Recently in off-blog content: I coauthored an article with Eric Gilliam on how LLMs can assist in hypothesis generation and help us all become more like Sharpless. Check it out!
The Pauling model for enzymatic catalysis states that enzymes are “antibodies for the transition state”—in other words, they preferentially bind to the transition state of a given reaction, rather than the reactants or products. This binding interaction stabilizes the TS, thus lowering its energy and accelerating the reaction.
This is a pretty intuitive model, and one which is often employed when thinking about organocatalysis, particularly noncovalent organocatalysis. (It’s a bit harder to use this model when the mechanism changes in a fundamental way, as with many organometallic reactions.) Many transition states have distinctive features, and it’s fun to think about what interactions could be engineered to recognize and stabilize only these features and nothing else in the reaction mixture.
(For instance, chymotrypsin contains a dual hydrogen-bond motif called the “oxyanion hole” which stabilizes developing negative charge in the Burgi–Dunitz TS for alcoholysis of amides. The negative charge is unique to the tetrahedral intermediate and the high-energy TSs to either side, so reactant/product inhibition isn’t a big issue. This motif can be mimicked by dual hydrogen-bond donor organocatalysts like the one my PhD lab specialized in.)
The downside of this approach to catalyst design is that each new sort of reaction mechanism requires a different sort of catalyst. One TS features increasing negative charge at one place, while another features increasing positive charge at another, and a third is practically charge-neutral the whole way through. What if there were some feature that was common to all transition states?
A recent preprint from Diptarka Hait and Martin Head-Gordon suggests an interesting answer to this question: polarizability. (Diptarka, despite just finishing his PhD, is a prolific scientist with a ton of different interests, and definitely someone to keep an eye on.) The authors tackle the question of when precisely a stretching bond can be considered “broken.” An intuitive answer might be “the transition state,” but as the paper points out, plenty of bond-breaking potential energy surfaces lack clear transition states (e.g. H2, pictured below in red).

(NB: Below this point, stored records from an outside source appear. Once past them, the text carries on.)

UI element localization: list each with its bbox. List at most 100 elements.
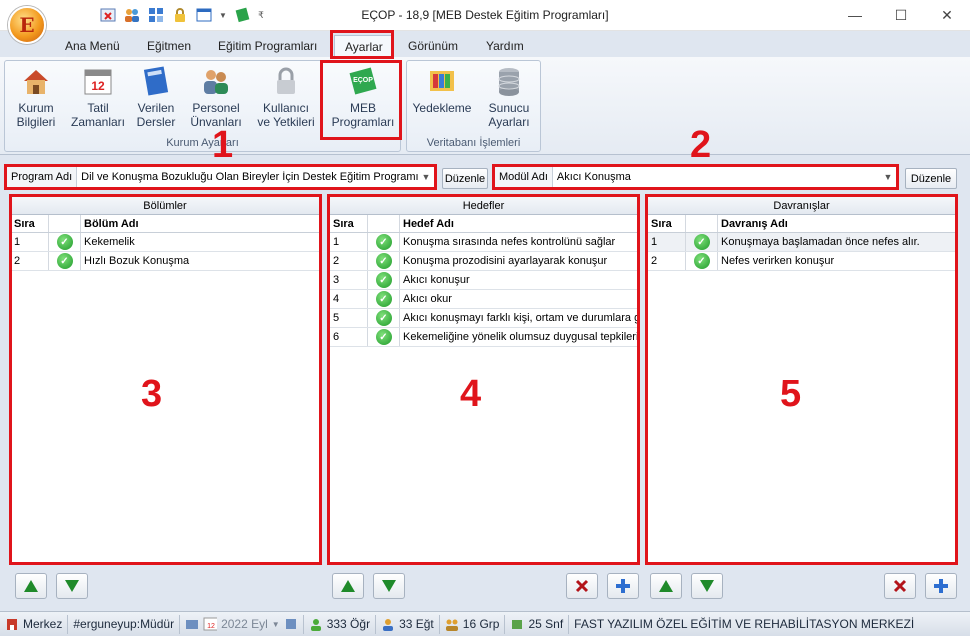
- status-institution: FAST YAZILIM ÖZEL EĞİTİM VE REHABİLİTASY…: [569, 615, 919, 634]
- table-row[interactable]: 1 ✓ Konuşmaya başlamadan önce nefes alır…: [648, 233, 955, 252]
- meb-programlari-label2: Programları: [331, 115, 395, 129]
- bolumler-panel: Bölümler Sıra Bölüm Adı 1 ✓ Kekemelik 2 …: [10, 196, 320, 563]
- davranis-delete-button[interactable]: [884, 573, 916, 599]
- tab-ana-menu[interactable]: Ana Menü: [55, 35, 130, 57]
- lock-icon: [270, 65, 302, 97]
- tab-gorunum[interactable]: Görünüm: [398, 35, 468, 57]
- app-menu-button[interactable]: E: [8, 6, 46, 44]
- tab-yardim[interactable]: Yardım: [476, 35, 534, 57]
- hedef-delete-button[interactable]: [566, 573, 598, 599]
- table-row[interactable]: 2 ✓ Hızlı Bozuk Konuşma: [11, 252, 319, 271]
- branch-icon: [7, 619, 17, 630]
- students-count: 333 Öğr: [326, 617, 371, 631]
- window-icon[interactable]: [194, 5, 214, 25]
- tatil-zamanlari-button[interactable]: 12 Tatil Zamanları: [69, 65, 127, 129]
- hedef-add-button[interactable]: [607, 573, 639, 599]
- row-sira: 1: [11, 233, 49, 251]
- personel-unvanlari-button[interactable]: Personel Ünvanları: [187, 65, 245, 129]
- refresh-icon: [186, 620, 199, 629]
- table-row[interactable]: 2 ✓ Konuşma prozodisini ayarlayarak konu…: [330, 252, 637, 271]
- kullanici-yetkileri-button[interactable]: Kullanıcı ve Yetkileri: [257, 65, 315, 129]
- tab-ayarlar[interactable]: Ayarlar: [334, 35, 394, 57]
- tab-egitim-programlari[interactable]: Eğitim Programları: [208, 35, 327, 57]
- row-sira: 4: [330, 290, 368, 308]
- verilen-dersler-button[interactable]: Verilen Dersler: [127, 65, 185, 129]
- table-row[interactable]: 2 ✓ Nefes verirken konuşur: [648, 252, 955, 271]
- sunucu-ayarlari-button[interactable]: Sunucu Ayarları: [479, 65, 539, 129]
- lock-icon[interactable]: [170, 5, 190, 25]
- chevron-down-icon[interactable]: ▼: [880, 172, 896, 182]
- customize-qat-icon[interactable]: ₹: [256, 5, 266, 25]
- hedef-move-up-button[interactable]: [332, 573, 364, 599]
- row-check-cell: ✓: [368, 309, 400, 327]
- quick-access-toolbar: ▼ ₹: [52, 5, 266, 25]
- table-row[interactable]: 1 ✓ Kekemelik: [11, 233, 319, 252]
- program-select[interactable]: Program Adı Dil ve Konuşma Bozukluğu Ola…: [6, 166, 435, 188]
- delete-icon[interactable]: [98, 5, 118, 25]
- minimize-icon[interactable]: —: [832, 0, 878, 30]
- verilen-dersler-label2: Dersler: [136, 115, 176, 129]
- row-sira: 2: [11, 252, 49, 270]
- group-icon: [445, 619, 458, 631]
- window-controls: — ☐ ✕: [832, 0, 970, 30]
- row-check-cell: ✓: [49, 252, 81, 270]
- module-select[interactable]: Modül Adı Akıcı Konuşma ▼: [494, 166, 897, 188]
- bolum-move-up-button[interactable]: [15, 573, 47, 599]
- chevron-down-icon[interactable]: ▼: [272, 620, 280, 629]
- arrow-up-icon: [341, 580, 355, 592]
- davranis-add-button[interactable]: [925, 573, 957, 599]
- house-icon: [20, 65, 52, 97]
- table-row[interactable]: 4 ✓ Akıcı okur: [330, 290, 637, 309]
- teachers-count: 33 Eğt: [399, 617, 434, 631]
- tab-egitmen[interactable]: Eğitmen: [137, 35, 201, 57]
- meb-programlari-button[interactable]: EÇOP MEB Programları: [330, 65, 396, 129]
- add-icon: [616, 579, 630, 593]
- row-sira: 2: [330, 252, 368, 270]
- book-icon[interactable]: [232, 5, 252, 25]
- status-branch[interactable]: Merkez: [0, 614, 69, 634]
- sync-icon[interactable]: [284, 617, 298, 631]
- arrow-down-icon: [700, 580, 714, 592]
- module-edit-button[interactable]: Düzenle: [905, 168, 957, 189]
- arrow-up-icon: [24, 580, 38, 592]
- close-icon[interactable]: ✕: [924, 0, 970, 30]
- grid-icon[interactable]: [146, 5, 166, 25]
- status-teachers[interactable]: 33 Eğt: [376, 614, 440, 634]
- users-icon[interactable]: [122, 5, 142, 25]
- chevron-down-icon[interactable]: ▼: [418, 172, 434, 182]
- status-bar: Merkez #ergunеyup:Müdür 12 2022 Eyl ▼ 33…: [0, 611, 970, 636]
- table-row[interactable]: 3 ✓ Akıcı konuşur: [330, 271, 637, 290]
- davranis-move-down-button[interactable]: [691, 573, 723, 599]
- bolumler-title: Bölümler: [11, 197, 319, 215]
- davranis-move-up-button[interactable]: [650, 573, 682, 599]
- kurum-bilgileri-button[interactable]: Kurum Bilgileri: [7, 65, 65, 129]
- row-check-cell: ✓: [368, 233, 400, 251]
- yedekleme-button[interactable]: Yedekleme: [411, 65, 473, 115]
- row-name: Konuşma sırasında nefes kontrolünü sağla…: [403, 236, 616, 248]
- veritabani-group-label: Veritabanı İşlemleri: [426, 137, 521, 149]
- check-circle-icon: ✓: [693, 253, 710, 269]
- delete-icon: [893, 579, 907, 593]
- table-row[interactable]: 5 ✓ Akıcı konuşmayı farklı kişi, ortam v…: [330, 309, 637, 328]
- table-row[interactable]: 1 ✓ Konuşma sırasında nefes kontrolünü s…: [330, 233, 637, 252]
- book-icon: [140, 65, 172, 97]
- status-students[interactable]: 333 Öğr: [304, 614, 377, 634]
- status-groups[interactable]: 16 Grp: [440, 614, 506, 634]
- sunucu-ayarlari-label2: Ayarları: [488, 115, 530, 129]
- maximize-icon[interactable]: ☐: [878, 0, 924, 30]
- row-sira: 3: [330, 271, 368, 289]
- bolum-move-down-button[interactable]: [56, 573, 88, 599]
- col-check: [686, 215, 718, 232]
- hedef-move-down-button[interactable]: [373, 573, 405, 599]
- tatil-zamanlari-label2: Zamanları: [70, 115, 126, 129]
- database-icon: [493, 65, 525, 97]
- ribbon: Kurum Bilgileri 12 Tatil Zamanları Veril…: [0, 57, 970, 155]
- program-edit-button[interactable]: Düzenle: [442, 168, 488, 189]
- row-check-cell: ✓: [368, 271, 400, 289]
- status-period[interactable]: 12 2022 Eyl ▼: [180, 614, 304, 634]
- table-row[interactable]: 6 ✓ Kekemeliğine yönelik olumsuz duygusa…: [330, 328, 637, 347]
- yedekleme-label1: Yedekleme: [412, 101, 472, 115]
- status-classes[interactable]: 25 Snf: [505, 614, 570, 634]
- arrow-down-icon: [382, 580, 396, 592]
- qat-dropdown-icon[interactable]: ▼: [218, 5, 228, 25]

Instead, the authors propose that polarizability is a good way to study this question. As seen in the following graph, polarizability (particularly α||, the component parallel to the bond axis) first increases as a bond is stretched, and then decreases, with a sharp and easily identifiable maximum about where a bond might be considered to be broken. This metric tracks with the conventional PES metric in cases where the PES is well-defined (see Fig. 5), which is comforting. Why does this occur?
The evolution of α [polarizability] can be rationalized in the following manner. Upon initially stretching H2 from equilibrium, the bonding electrons fill up the additional accessible volume, resulting in a more diffuse (and thus more polarizable) electron density. Post bond cleavage however, the electrons start localizing on individual atoms, leading to a decrease in polarizability.
In other words, electrons that are “caught in the act” of reorganizing between different atoms are more polarizable, whereas electrons which have settled into their new atomic residences are less polarizable again.
This is cool, but how can we apply this to catalysis? As it happens, there are already a few publications (1, 2) from Dennis Dougherty and coworkers dealing with exactly this question. They show that cyclophanes are potent catalysts for SN2-type reactions that both create and destroy cations, and argue that polarizability, rather than any charge-recognition effect, undergirds the observed catalysis:
Since transition states have long, weak bonds, they are expected to be more polarizable than ground-state substrates or products. The role of the host is to surround the transition state with an electron-rich-system that is polarizable and in a relatively fixed orientation, so that induced dipoles in both the host and the transition state are suitably aligned… Note that in this model, it is not sufficient that polarizability contributes to binding. Polarizability must be more important for binding transition states than for binding ground states. Only in this way can it enhance catalysis.
To defend this argument, the authors prepare a series of variously substituted cyclophanes, and show that while Hammett-type electronic tuning of the aryl rings has relatively small effects, adding more heavy atoms always increases the rate, with the biggest effect observed with bromine (the heaviest element attempted). Heavier atoms are more polarizable, so this supports the argument that polarizability, rather than any specific electrostatic effect, is responsible for catalysis.
The Dougherty work is performed on a very specific model system, and the absolute rate accelerations seen aren’t massive (about twofold increase relative to the protio analog), so it’s not clear that this will actually be a promising avenue for developing mechanism-agnostic catalysts.
But I think this line of research is really interesting, and merits further investigation. Pericyclic reactions, which involve large electron clouds and multiple forming–breaking bonds and often feature minimal development of partial charges, seem promising targets for this sort of catalysis—what about the carbonyl–ene reaction or something similar? The promise of new catalytic strategies that complement existing mechanism-specific interactions is just too powerful to leave unstudied.
Thanks to Joe Gair for originally showing me the Dougherty papers referenced.